Sure! Next is Bad Crab, out 1stJuly, with Scholastic. It’s a near-wordless picture book, illustrated by Philip Bunting, and it’s a bit cheeky! 

A cheeky crab sounds funny, I’m in.

Then I have a little illustrated story about two thirsty hermit crabs in Allen and Unwin’s Funny Bones, a middle-grade compilation that’s coming out in October. 

In November, I have another rhyming picture book coming out with Scholastic. That one’s about a giraffe in a zoo, whose life-long dream is a trip to the playground next door. 

Hahaha – a giraffe on a swing. I’d pay to see that.

I have a few other rhyming picture books coming out next year (also with Scholastic and Allen and Unwin.) They’re all different but they’re all funny.

That is so cool! And, speaking of funny and silly and clever, how important is humour in children’s literature? 

SO important! Humour in literature makes reading fun; kids come to see books as a source of entertainment and comfort. Humour can also be a good way of framing a more serious topic because it makes it more accessible.

Do you have to be in a funny mood to write a funny story or can it be a learned technique?

I don’t think my writing is at all influenced by my mood beforehand. I think I just write, and that’s what comes out. One of the things I love about writing is that I know it will put me in a good mood if I’m not already in one. So, writing can be an escape for me, I guess. Wow, I didn’t realise that before! You’re like a therapy-interviewer!

Just call me Doctor Ken! (Move over Doctor Phil)

Do you communicate with your characters? Do they talk to you? 

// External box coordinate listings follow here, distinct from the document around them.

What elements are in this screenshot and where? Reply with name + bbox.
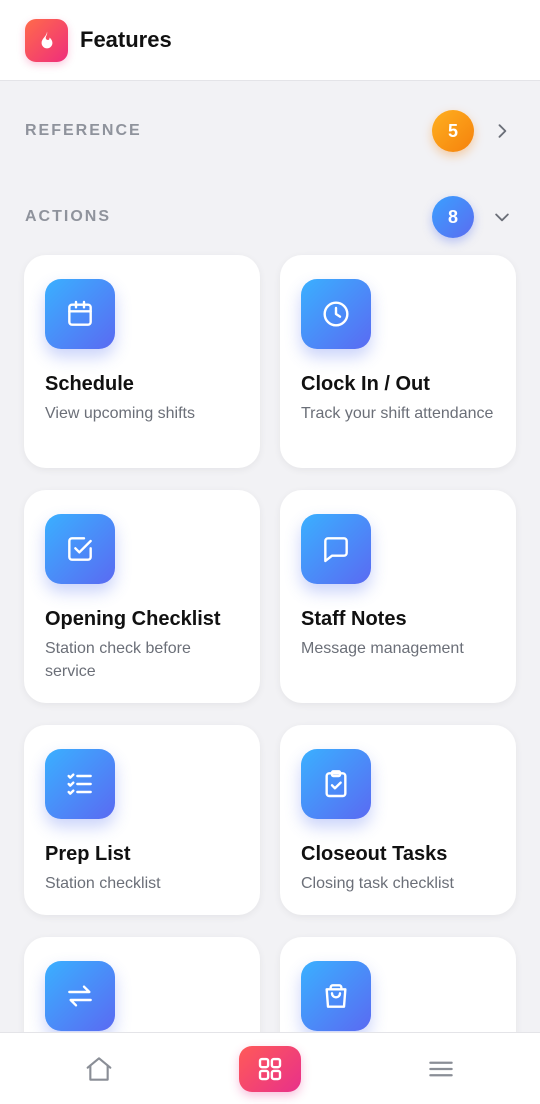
checkbox-icon bbox=[45, 514, 115, 584]
count-badge: 8 bbox=[432, 196, 474, 238]
feature-card-closeout-tasks[interactable]: Closeout Tasks Closing task checklist bbox=[280, 725, 516, 915]
card-description: Station checklist bbox=[45, 875, 161, 892]
list-icon bbox=[45, 749, 115, 819]
card-description: View upcoming shifts bbox=[45, 405, 195, 422]
message-icon bbox=[301, 514, 371, 584]
card-description: Station check before service bbox=[45, 640, 191, 680]
card-title: Staff Notes bbox=[301, 608, 407, 630]
bottom-tab-bar bbox=[0, 1032, 540, 1104]
card-title: Prep List bbox=[45, 843, 131, 865]
card-description: Message management bbox=[301, 640, 464, 657]
grid-icon bbox=[258, 1057, 282, 1081]
chevron-down-icon[interactable] bbox=[490, 205, 514, 229]
tab-features[interactable] bbox=[239, 1046, 301, 1092]
section-reference-header[interactable]: REFERENCE 5 bbox=[0, 109, 540, 153]
tab-home[interactable] bbox=[76, 1046, 122, 1092]
shopping-bag-icon bbox=[301, 961, 371, 1031]
card-description: Track your shift attendance bbox=[301, 405, 494, 422]
clock-icon bbox=[301, 279, 371, 349]
feature-card-clock-in-out[interactable]: Clock In / Out Track your shift attendan… bbox=[280, 255, 516, 468]
section-actions-header[interactable]: ACTIONS 8 bbox=[0, 195, 540, 239]
menu-icon bbox=[429, 1061, 453, 1077]
section-title: ACTIONS bbox=[25, 208, 111, 225]
card-title: Closeout Tasks bbox=[301, 843, 448, 865]
card-title: Opening Checklist bbox=[45, 608, 221, 630]
card-title: Clock In / Out bbox=[301, 373, 430, 395]
swap-icon bbox=[45, 961, 115, 1031]
feature-card-schedule[interactable]: Schedule View upcoming shifts bbox=[24, 255, 260, 468]
home-icon bbox=[86, 1057, 112, 1081]
count-badge: 5 bbox=[432, 110, 474, 152]
page-title: Features bbox=[80, 27, 172, 52]
feature-card-staff-notes[interactable]: Staff Notes Message management bbox=[280, 490, 516, 703]
card-title: Schedule bbox=[45, 373, 134, 395]
tab-menu[interactable] bbox=[418, 1046, 464, 1092]
clipboard-check-icon bbox=[301, 749, 371, 819]
section-title: REFERENCE bbox=[25, 122, 142, 139]
flame-icon bbox=[25, 18, 68, 62]
app-header: Features bbox=[0, 0, 540, 81]
card-description: Closing task checklist bbox=[301, 875, 454, 892]
feature-card-prep-list[interactable]: Prep List Station checklist bbox=[24, 725, 260, 915]
calendar-icon bbox=[45, 279, 115, 349]
feature-card-opening-checklist[interactable]: Opening Checklist Station check before s… bbox=[24, 490, 260, 703]
chevron-right-icon[interactable] bbox=[490, 119, 514, 143]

I don’t talk to my characters, but they talk to me. Or I talk to the reader, as the character. Do I need to see someone?

No, I think you’re doing just fine! Although if they start asking for royalties, then you might have to cut them loose.

Hey, as a writer, what would you choose as your mascot or spirit animal?

Um…the gopher from Caddyshack?

YES! I love it. Perfect for your style – silly and funny and clever. And, looking to add some mischief.

Who’s your funniest fictional character?

Choosing is so tough, but seeing as I’ve got chooks on the brain at the moment, I’ll go with Foghorn Leghorn.

Boy. I say boy. I say, that’s a mighty fine choice. Speaking of chooks, like Foghorn Leghorn and Ray, what do you think makes a character both funny and endearing?

I think it helps if the character has a flaw (or two), a desire the reader can relate to, and a distinct and unique voice.  

Yes, that’s both of those characters to a tee. What tips would you give someone wanting to create a funny story?  

To try to remember the way you felt when you were a kid, when you read or watched something you thought was really funny. Try to write something that gives you that feeling, because you need to really enjoy what you’re writing before anyone else will!

Great advice. Do you have a favourite joke?

What do you call a chicken with a piece of lettuce in its eye?

I don’t know. What do you call a chicken with a piece of lettuce in its eye?

Chicken Sees A Salad.

Hahahahahaha. I’m so telling that to a chef friend of mine, he’s going to love it.

Oh dear, that was a good one. Being serious for a moment though, should pineapple ever be on a pizza?

Are you seriously…suggesting…a world without…Hawaiian pizza!?!?

No never. I’m pro the pineapple. And, thanks so much for joining us today Amelia, it’s been great fun.